Quando il cameriere torna con il conto, afferro il portafoglio e inizio a toccare le banconote fino a quando non ho raggiunto la cifra. Sto per porgerla, ma il mio gesto viene bloccato.
"Oggi è tutto offerto."
"In che senso?"
"Un uomo mi ha detto che ti voleva offrire il pranzo."
"Chi?"
"Non l'ho mai visto, ma ha già pagato entrambi i conti e si è dileguato."
"Non so cosa dire."
"Non dire nulla." Ridacchia divertito.
"In realtà, vorrei scambiare due paroline con te. Hai tempo?"

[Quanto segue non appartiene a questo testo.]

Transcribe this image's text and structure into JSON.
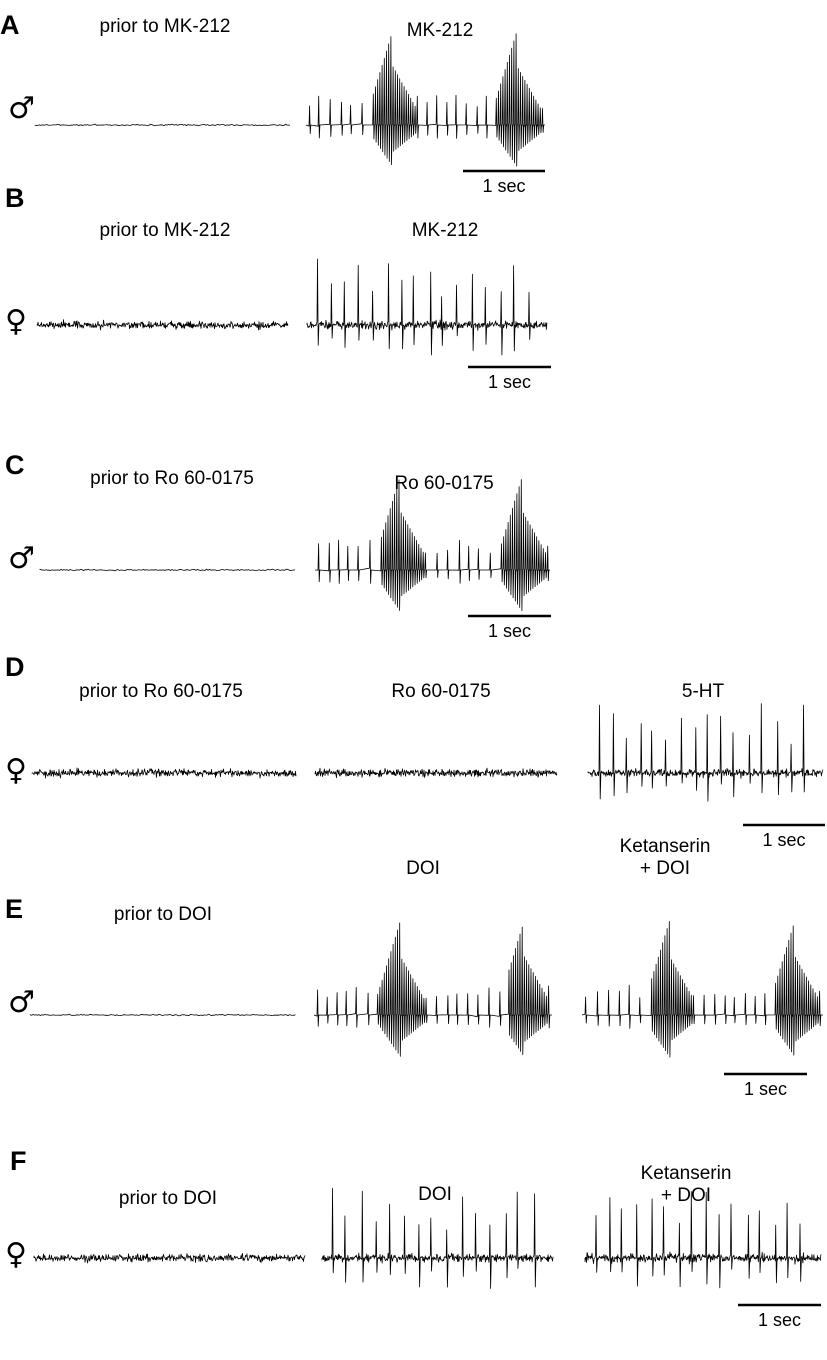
{
  "symbols": {
    "male": "♂",
    "female": "♀"
  },
  "scale_bar_label": "1 sec",
  "panels": [
    {
      "letter": "A",
      "sex": "male",
      "traces": [
        {
          "label": "prior to MK-212",
          "activity": "silent"
        },
        {
          "label": "MK-212",
          "activity": "bursting"
        }
      ]
    },
    {
      "letter": "B",
      "sex": "female",
      "traces": [
        {
          "label": "prior to MK-212",
          "activity": "noise"
        },
        {
          "label": "MK-212",
          "activity": "spiking"
        }
      ]
    },
    {
      "letter": "C",
      "sex": "male",
      "traces": [
        {
          "label": "prior to Ro 60-0175",
          "activity": "silent"
        },
        {
          "label": "Ro 60-0175",
          "activity": "bursting"
        }
      ]
    },
    {
      "letter": "D",
      "sex": "female",
      "traces": [
        {
          "label": "prior to Ro 60-0175",
          "activity": "noise"
        },
        {
          "label": "Ro 60-0175",
          "activity": "noise"
        },
        {
          "label": "5-HT",
          "activity": "spiking"
        }
      ]
    },
    {
      "letter": "E",
      "sex": "male",
      "traces": [
        {
          "label": "prior to DOI",
          "activity": "silent"
        },
        {
          "label": "DOI",
          "activity": "bursting"
        },
        {
          "label": "Ketanserin\n+ DOI",
          "activity": "bursting"
        }
      ]
    },
    {
      "letter": "F",
      "sex": "female",
      "traces": [
        {
          "label": "prior to DOI",
          "activity": "noise"
        },
        {
          "label": "DOI",
          "activity": "spiking"
        },
        {
          "label": "Ketanserin\n+ DOI",
          "activity": "spiking"
        }
      ]
    }
  ]
}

"Sì, l'orario di punta è finito ormai."
"Quanto ti piace Karen?"
Un colpo di tosse gli sfugge dalle labbra.
"Sarò cieca Max, ma non sono sorda."
"Mi hai preso alla sprovvista. Karen... è bellissima e così allegra e indipendente e intelligente."
Non riesco a trattenermi e le mie labbra si aprono in un sorriso.
"Perché non la inviti ad uscire."
"Ho paura di un suo rifiuto. Sono solo un cameriere." Lo fermo subito.
"Datti una possibilità. Karen non è una ragazza superficiale, il suo metro di misura non è il lavoro o la macchina che guidi."
"Anche perché non ce l'ho nemmeno l'auto."
"Hai capito cosa intendo. Domani cercherò di portarla con me, il resto sarà in mano tua." Penso abbia annuito.
Mi alzo e dopo aver indossato il cappottino, afferro il mio bastone, il maniglione di Ombra e vado verso l'uscita.
"A domani, Max, passa un buon pomeriggio."
"Grazie, Judy! Ci vediamo domani, non vedo l'ora."
Prima di procedere fuori dal locale, tocco l'orologio al mio polso: "È l'una e trentacinque minuti." Perfetto, ho tutto il tempo di portare la mia amica verso il parco per farla correre un po'.
Appena avverto il cambiamento sotto le suole delle mie scarpe, lascio andare Ombra che parte per una corsetta liberatoria.
Se quando mi muovo devo tenere i sensi all'erta, nel momento in cui mi fermo i miei pensieri prendono il sopravvento.
Lontana da tutti, famiglia, lavoro e amici, è in questi attimi che mi permetto di essere triste. Potessi, urlerei pure per cacciare i demoni che mi tormentano.
No, quelli li lascio uscire di notte. Strisciano via dai miei inutili occhi, silenziosi come serpenti.
Il passo affrettato di Ombra mi distoglie dalle mie elucubrazioni, il suo tartufo bagnato tocca le mie dita.
"Pronta? Torniamo indietro, piccola. Andiamo a conoscere una persona nuova."